Tuesday, January 19, 2016

Life Through the Dark Eyes of Winter

"Life is only something taken for a moment, rubbed warm and held back from the chill… Winter waits and finds all life. In the end, each of us stares through the dark eyes of winter.”
 - Richard Nelson, The Island Within

I have lamented at length before about the state of customer service and how people now work for computers instead of vice versa. So let’s not talk about the trials and tribulations I’ve had with Blue Shield so-called health insurance; or with USAA bank, of all places.  

Except to say that Blue Shield was the only coverage I was unfairly permitted to “elect” by my retirement system and, although allegedly covered since 12/1, I have paid for most of my medical, dental and pharmaceutical care since I moved here in November and still have no proof of coverage.

As for USAA, they found the large deposit of the proceeds from the sale of my house confusing and after I transferred a large portion of the escrow deposit from my primary account to my household account their reaction was to simply initiate an investigation of possible fraud. The bank progressively inactivated my debit cards, then disabled the credit function of said cards, then declined my checks, and finally shut me out of both accounts. A week long death by a thousand fiscal cuts. They almost certainly notified me of the security alert, but since I had been locked out of online access, I have been unable to retrieve the messages I can see are waiting for me. 

Let's just say that repeated phone calls to so-called customer service representatives have been not only frustrating but fruitless.

Finally yesterday, I was able to sort out both problems. I was assured the check I wrote to the plumber would be honored. Today I was able to withdraw $500 to pay the yard guy who graciously waited a week for payment.  As a bonus, during the 45 cumulative minutes on hold with USAA, I was able to master the steps required to un-encrypt the proof of coverage Blue Shill has e-mailed me several times.

Instead of carping about the necessity of resorting to profanity to obtain customer service, I could blog about the cardiologist I waited 6 weeks to see only to miss the appointment by a day because I’d written it down wrong. When I called to apologize and reschedule I was told that they wouldn’t make an appointment for me because I was a no-show. I said that was probably just as well because the doctor was an asshole, and it turns out I was looking for somebody with compassion. Another 40 days to see another cardiologist.

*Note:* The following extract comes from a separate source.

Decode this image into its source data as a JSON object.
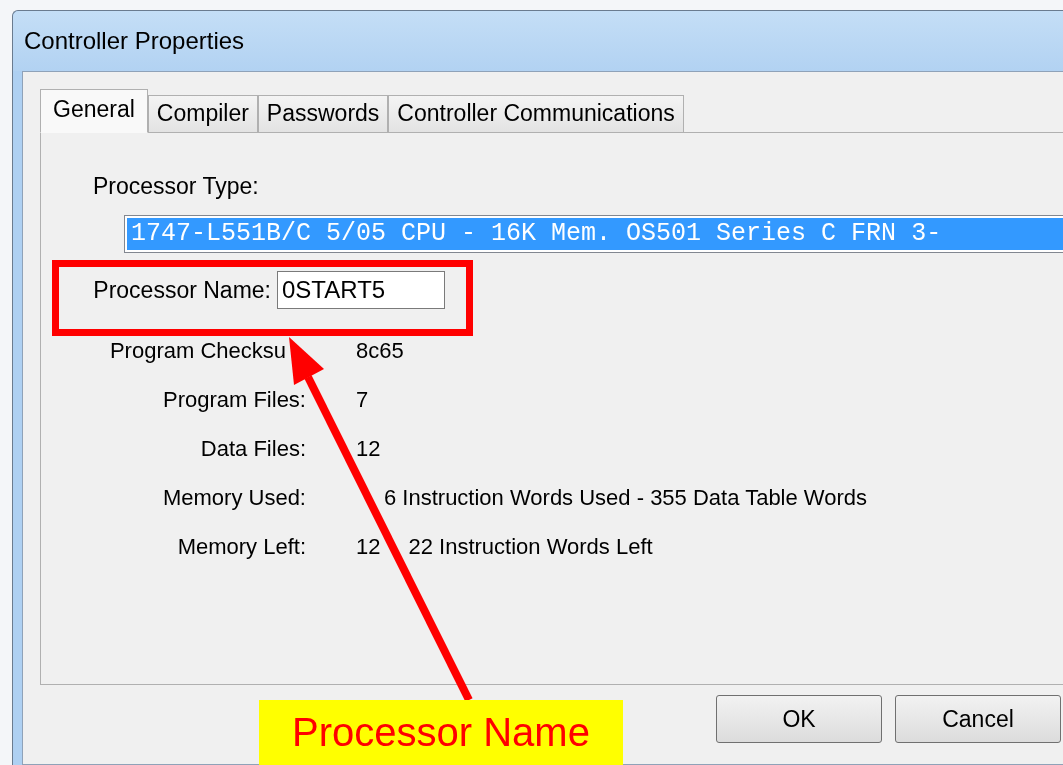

I could blather about the degree to which mood swings have overtaken my life, but I have no constructive observations about how to avoid dizziness and palpitations when they leave me momentarily suspended over the precipice. I just hold on when things tip sideways, and take great comfort in feline companionship and hard cider. Nor can I impart words of wisdom for defending against panic attacks, or less severe quiet smothering of all confidence in dealing with the world. When I went to the gym this morning, I realized I hadn’t left the house for four days. From the weather, you’d never know. It’s perpetually damp and rainy, or cold and drizzly, or twilight at noon. Or it’s the middle of another night spotlighted by neighbors whose houses are too close and who are afraid of the dark and leave lights glaring in my bedroom windows all night.

Much other contemporary social media like FB and Instagram are hipstamatically illustrated, presenting curated lives of love, adventure and happy children; or posters of banal clichés (is that redundant?) or two sentences worth of pre-digested and misspelled thoughts some twit incorrectly assumed would interest the internets. Blogging seems positively relatively primitive anyway and requiring an attention span longer than a TV commercial.

Upon further thought however, my thoughts this gloomy afternoon can be summarized in two short sentences: It has been a long time since winter has found me. I had forgotten how much my mood is influenced by real winter.

2 comments:

Martha Toth said...

The sky is solid gray here, as night and snow approach. Put the snow shovel just outside the door so I can make a path to where I need to go. Moved my follow-up ENT appointment from the end of this month to day after tomorrow, because this is my 33rd day without hearing. There is something bizarrely isolating about that, even when you live alone. I agonize over caller ID, wondering whether I should answer. I CAN hear with the phone cranked up and pressed hard against my head, but it's tiring. Sat through an eight-hour meeting in a conference room last week with my hands mostly cupped behind my ears — which was exhausting — and still caught only a fraction of what was said. Have a meeting in two days where I (along with others) expect to be yelled at a lot, so maybe it is not an affliction without merit. Could really use pix of new life stirring and blooming out there to give me hope.
And I think it is not too soon to introduce a new kitty to the milieu. Don't think you would WANT to survive without a therapy cat. Keep thinking of the stressful period one little family is going through out there, and my reassurances that it won't last forever. Good thought for us, too: This, too, shall pass.

walk2write said...

Good Lord, it's a corporate conspiracy! Banks & insurance companies: ruination of us all because you can't avoid either one now. And to think it used to be as simple as death & taxes.